Non riesco a capire se l'ho già scritto qui, ma mi sento di ripetermi, per incoraggiare i nostri "malati".
A 12 anni, mi sono rotto una caviglia sciando. Poca roba: 30 giorni di gesso e via, meglio di prima. L'età aiuta (molto!).
A 25, ero in moto, quando un signore, che stava portando la moglie, con le doglie del primo figlio, mi ha centrato in pieno. Ancora lei, la caviglia sinistra già rotta 13 anni prima! Stavolta la faccenda è molto più seria, però: tibia, perone, calcagno. Piede e zona terminale del polpaccio della dimensione di un'anguria e di colore non molto diverso, purtroppo: nero, verde, rosso... si parla apertamente di amputazione.
In pratica, la macchina mi ha centrato a tutta velocità dal lato sinistro e la gamba ha fatto da "paraurti" alla moto.
Sono anche stato fortunato, a ben guardare: la moto si è fermata fra due pali (uno della luce ed uno di una recinzione di un campo da calcio), mentre io ci sono passato in mezzo senza toccarli.
Mi faccio 25 giorni di ospedale, sotto antinfiammatori e pastiglini vari assortiti (il mio stomaco ne risente ancora oggi...), poi, in qualche modo, il piede si sgonfia e vengo ingessato. 30 giorni senza appoggio. Nuovo gesso, cioè altri 10 giorni d'ospedale ed esco, potendo finalmente appoggiare, con precauzione, il piede ingessato, che a questo punto è salvo.
Dopo altri 30 giorni, nuovo ricovero. Mi tolgono il gesso, ma il piede è, in sostanza, un blocco di ghiaccio. Tutto bloccato, articolazione e muscolatura. Sensibilità scarsa.
Dovrebbe quindi iniziare un lungo periodo di riabilitazione, ma... ero in piena leva militare. Il colonnello medico che mi dovrebbe confermare la licenza per malattia, se ne ha a male perché, rispettando quanto indicato alla precedente visita all'ospedale militare di Baggio, invece di tornare là, mi sono presentato all'ospedale militare della mia città, Piacenza. I misteri del mondo militare. Mi rimanda al mio reparto, ad Udine, comando brigata alpina Julia, abile! Mi presento all'ingresso della caserma la sera stessa, dopo un lungo viaggio in treno, con due cambi di treno a Bologna e Venezia, in stampelle. Per mia fortuna, capiscono tutti perfettamente la situazione e la mia caviglia spiega meglio di qualsiasi mia delucidazione lo stato in cui sono. Valutata la situazione, un giovane tenente medico alpino, mi suggerisce la via migliore. Non ricordo il suo nome, ma gliene sarò grato per sempre. Resto lì, ho un permesso speciale per uscire alle 17 e fare riabilitazione andando in piscina (che in quegli anni, da militare, era praticamente gratuita).

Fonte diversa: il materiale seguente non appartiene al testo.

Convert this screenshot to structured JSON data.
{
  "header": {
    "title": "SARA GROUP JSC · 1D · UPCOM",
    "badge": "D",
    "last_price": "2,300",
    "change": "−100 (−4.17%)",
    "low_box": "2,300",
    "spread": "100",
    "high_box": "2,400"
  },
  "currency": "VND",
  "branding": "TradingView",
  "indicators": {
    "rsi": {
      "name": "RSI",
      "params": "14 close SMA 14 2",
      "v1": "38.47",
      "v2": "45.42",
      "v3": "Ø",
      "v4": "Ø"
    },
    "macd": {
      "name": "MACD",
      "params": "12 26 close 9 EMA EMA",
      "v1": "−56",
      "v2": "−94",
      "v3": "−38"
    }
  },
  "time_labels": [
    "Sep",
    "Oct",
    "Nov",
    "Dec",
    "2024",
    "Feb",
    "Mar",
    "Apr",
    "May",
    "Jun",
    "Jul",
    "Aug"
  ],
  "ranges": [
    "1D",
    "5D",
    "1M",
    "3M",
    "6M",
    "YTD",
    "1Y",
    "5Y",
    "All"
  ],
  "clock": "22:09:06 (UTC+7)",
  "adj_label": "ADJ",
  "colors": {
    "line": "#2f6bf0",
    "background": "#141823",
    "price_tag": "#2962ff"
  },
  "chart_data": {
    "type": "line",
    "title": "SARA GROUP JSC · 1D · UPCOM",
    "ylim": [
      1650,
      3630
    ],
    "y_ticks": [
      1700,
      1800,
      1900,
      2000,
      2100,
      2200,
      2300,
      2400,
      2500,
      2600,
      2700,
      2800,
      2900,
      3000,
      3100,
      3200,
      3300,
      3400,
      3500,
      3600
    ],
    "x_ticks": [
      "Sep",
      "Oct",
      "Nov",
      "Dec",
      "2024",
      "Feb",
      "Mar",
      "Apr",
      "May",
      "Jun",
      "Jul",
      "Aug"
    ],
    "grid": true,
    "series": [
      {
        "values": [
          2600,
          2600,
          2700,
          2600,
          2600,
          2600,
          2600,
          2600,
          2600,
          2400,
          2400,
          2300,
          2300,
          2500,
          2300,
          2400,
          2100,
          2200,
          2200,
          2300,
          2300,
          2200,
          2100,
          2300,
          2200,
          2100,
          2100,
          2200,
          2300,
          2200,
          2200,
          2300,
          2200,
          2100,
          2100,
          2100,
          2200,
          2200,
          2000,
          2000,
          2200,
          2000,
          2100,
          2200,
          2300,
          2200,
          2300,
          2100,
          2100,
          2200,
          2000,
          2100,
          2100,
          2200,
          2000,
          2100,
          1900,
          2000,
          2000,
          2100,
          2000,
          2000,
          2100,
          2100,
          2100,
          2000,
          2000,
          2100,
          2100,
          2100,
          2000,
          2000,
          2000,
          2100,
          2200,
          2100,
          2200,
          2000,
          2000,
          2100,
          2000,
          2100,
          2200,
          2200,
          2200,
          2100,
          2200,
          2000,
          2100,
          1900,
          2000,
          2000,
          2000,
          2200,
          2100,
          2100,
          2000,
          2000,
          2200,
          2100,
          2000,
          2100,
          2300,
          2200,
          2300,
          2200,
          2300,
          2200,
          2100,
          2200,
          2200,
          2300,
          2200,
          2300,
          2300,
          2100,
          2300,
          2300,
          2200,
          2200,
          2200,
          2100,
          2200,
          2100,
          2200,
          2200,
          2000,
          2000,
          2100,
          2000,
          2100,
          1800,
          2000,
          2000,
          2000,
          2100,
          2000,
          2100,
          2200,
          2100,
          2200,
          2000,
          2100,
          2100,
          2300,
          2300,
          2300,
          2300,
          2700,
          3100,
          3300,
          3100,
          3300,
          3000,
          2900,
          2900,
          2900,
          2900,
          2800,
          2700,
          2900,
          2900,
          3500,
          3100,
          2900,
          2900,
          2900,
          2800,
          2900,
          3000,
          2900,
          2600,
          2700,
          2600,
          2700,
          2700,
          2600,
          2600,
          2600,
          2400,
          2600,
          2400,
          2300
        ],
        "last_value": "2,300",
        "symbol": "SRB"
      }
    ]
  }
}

Piano piano, recupero un'accettabile grado di funzionalità ed in un paio di mesi smetto le stampelle. Pur continuando a zoppicare vistosamente. Da questo punto di vista, gli scarponi da alpino sono una mano santa: sembra di indossare un paio di scarpe ortopediche e la caviglia, ancora debole, è ben protetta.
Una volta finito il militare, non era più possibile fare gran ché, purtroppo. Mi è rimasta una caviglia con diversi gradi in meno di rotazione rispetto all'altra. Però riesco a camminare, bene, senza fatica, anche a lungo. Pian pianino la funzionalità diventa accettabile, quasi normale.
Oggi ho 58 (splendidi!) anni: a parte correre, faccio tutto quello che mi pare. E correre non è mai stata la mia passione principale, lo ammetto. Ho una media di 5-6 km a piedi al giorno, ma quando esco in escursione non sono mai meno di 15, con dislivelli anche interessanti, per la mia età e (scarsa) condizione atletica. Per non parlare delle gite in bici di più giorni, carichi come muli, su salite appenniniche...
Mi fa male? No. Ora, no. Mi ha dato fastidio, a lungo, ma si impara a conviverci.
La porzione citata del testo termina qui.